New study discovers how Parkinson’s-linked protein attacks mitochondria

A team of scientists at the University of Buffalo, US, have demonstrated how the protein alpha-synuclein can damage a cell’s mitochondria, leading to the progression of Parkinson’s disease. According to the team, the results could be of interest for the development of drugs against the disease.

Alpha-synuclein is a soluble, natively unfolded cytosolic protein that becomes structured when bound to phospholipids. Although the protein lacks a true mitochondrial localisation sequence, previous studies suggest that alpha-synuclein contains a cryptic mitochondrial targeting sequence that can facilitate anchoring alpha-synuclein to mitochondrial membranes. 

The findings come from experiments in which fruit fly larvae were genetically engineered to produce unusually high amounts of alpha-synuclein. “When fruit fly larvae expressed alpha-synuclein at elevated levels similar to what is seen in Parkinson’s disease, many of the mitochondria we observed became unhealthy and many became fragmented,” explained researcher Shermali Gunawardena.

The team also made a pivotal finding that challenges previous understandings of Parkinson’s disease. “Through detailed experiments, we also showed that different parts of the alpha-synuclein protein seem to be responsible for these two problems and that fragmented mitochondria can actually be healthy. This is a key finding, because before, people thought fragmented mitochondria were unhealthy mitochondria,” Gunawardena said.

Through tests in fruit fly larvae, the scientists were able to tease out intricate details regarding interactions between alpha-synuclein and mitochondria. They found that different sections of the alpha-synuclein protein are likely responsible for causing mitochondrial fragmentation and damaging mitochondrial health.

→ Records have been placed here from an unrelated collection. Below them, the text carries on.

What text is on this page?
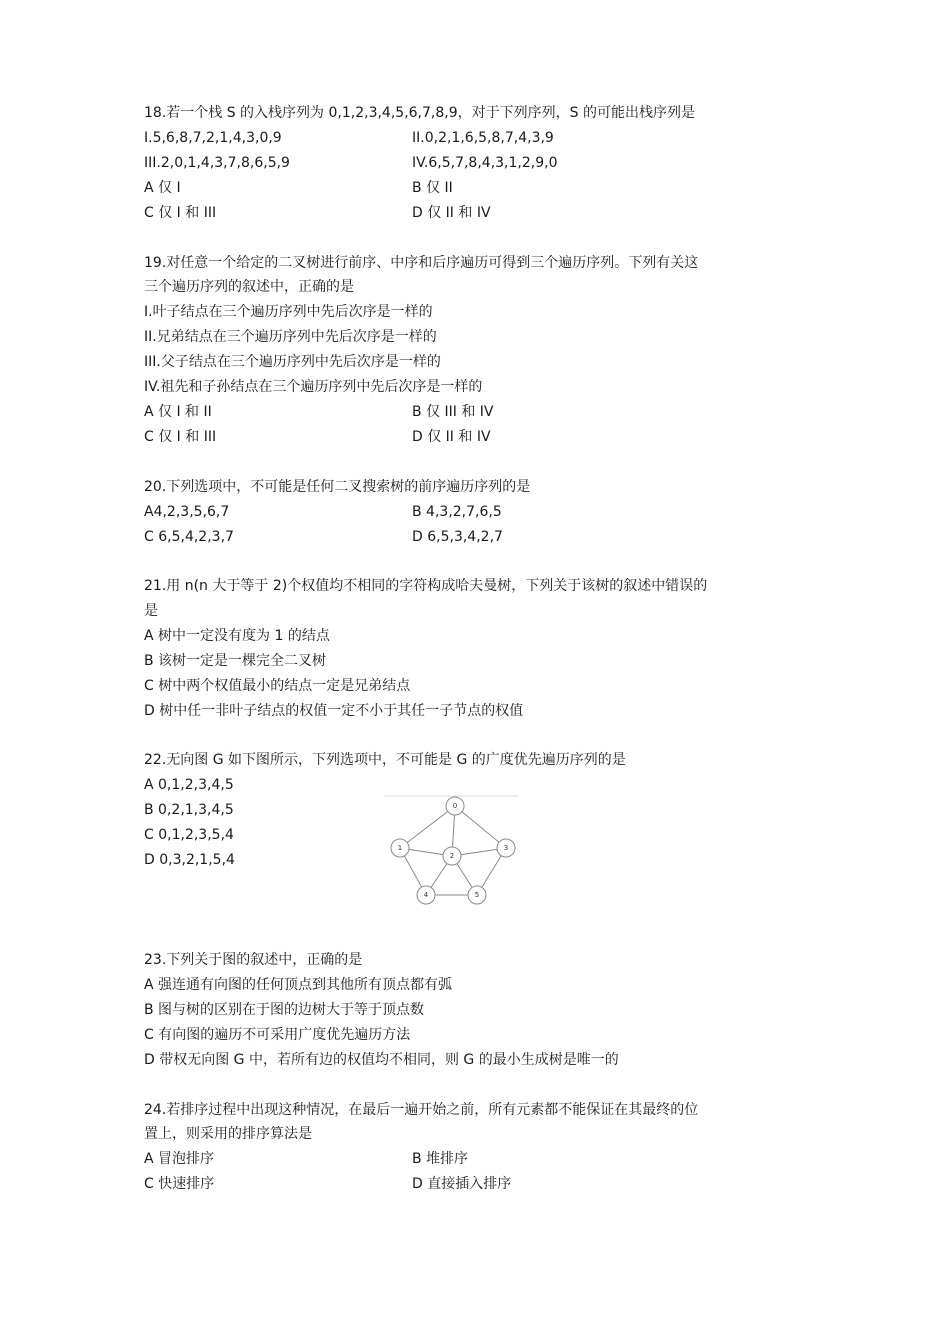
18.若一个栈 S 的入栈序列为 0,1,2,3,4,5,6,7,8,9，对于下列序列，S 的可能出栈序列是
I.5,6,8,7,2,1,4,3,0,9	II.0,2,1,6,5,8,7,4,3,9
III.2,0,1,4,3,7,8,6,5,9	IV.6,5,7,8,4,3,1,2,9,0
A 仅 I	B 仅 II
C 仅 I 和 III	D 仅 II 和 IV
19.对任意一个给定的二叉树进行前序、中序和后序遍历可得到三个遍历序列。下列有关这
三个遍历序列的叙述中，正确的是
I.叶子结点在三个遍历序列中先后次序是一样的
II.兄弟结点在三个遍历序列中先后次序是一样的
III.父子结点在三个遍历序列中先后次序是一样的
IV.祖先和子孙结点在三个遍历序列中先后次序是一样的
A 仅 I 和 II	B 仅 III 和 IV
C 仅 I 和 III	D 仅 II 和 IV
20.下列选项中，不可能是任何二叉搜索树的前序遍历序列的是
A4,2,3,5,6,7	B 4,3,2,7,6,5
C 6,5,4,2,3,7	D 6,5,3,4,2,7
21.用 n(n 大于等于 2)个权值均不相同的字符构成哈夫曼树，下列关于该树的叙述中错误的
是
A 树中一定没有度为 1 的结点
B 该树一定是一棵完全二叉树
C 树中两个权值最小的结点一定是兄弟结点
D 树中任一非叶子结点的权值一定不小于其任一子节点的权值
22.无向图 G 如下图所示，下列选项中，不可能是 G 的广度优先遍历序列的是
A 0,1,2,3,4,5
B 0,2,1,3,4,5
C 0,1,2,3,5,4
D 0,3,2,1,5,4
0
1
2
3
4	5
23.下列关于图的叙述中，正确的是
A 强连通有向图的任何顶点到其他所有顶点都有弧
B 图与树的区别在于图的边树大于等于顶点数
C 有向图的遍历不可采用广度优先遍历方法
D 带权无向图 G 中，若所有边的权值均不相同，则 G 的最小生成树是唯一的
24.若排序过程中出现这种情况，在最后一遍开始之前，所有元素都不能保证在其最终的位
置上，则采用的排序算法是
A 冒泡排序	B 堆排序
C 快速排序	D 直接插入排序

The research also identified these sections and describes how other proteins may interact with them to drive these changes. More specifically, the proteins PINK1 and Parkin may interact with one end of alpha-synuclein to influence mitochondrial health, while a protein called DRP1 may interact with the other end to break mitochondria, the researchers said.

“This research showcases the advantage of using fruit fly larvae as a model organism to study how neurons become damaged during devastating diseases such as Parkinson’s disease,” added co-first author TJ Krzystek. “Through this approach, we pieced together a new understanding for how the Parkinson’s disease-related protein alpha-synuclein disrupts the health and movement of mitochondria, the epicentre for energy production in cells. We believe this work emphasises a promising path that can be explored for potential therapeutics aimed at improving mitochondrial health in Parkinson’s disease patients.”

The findings were published in Cell Death and Disease.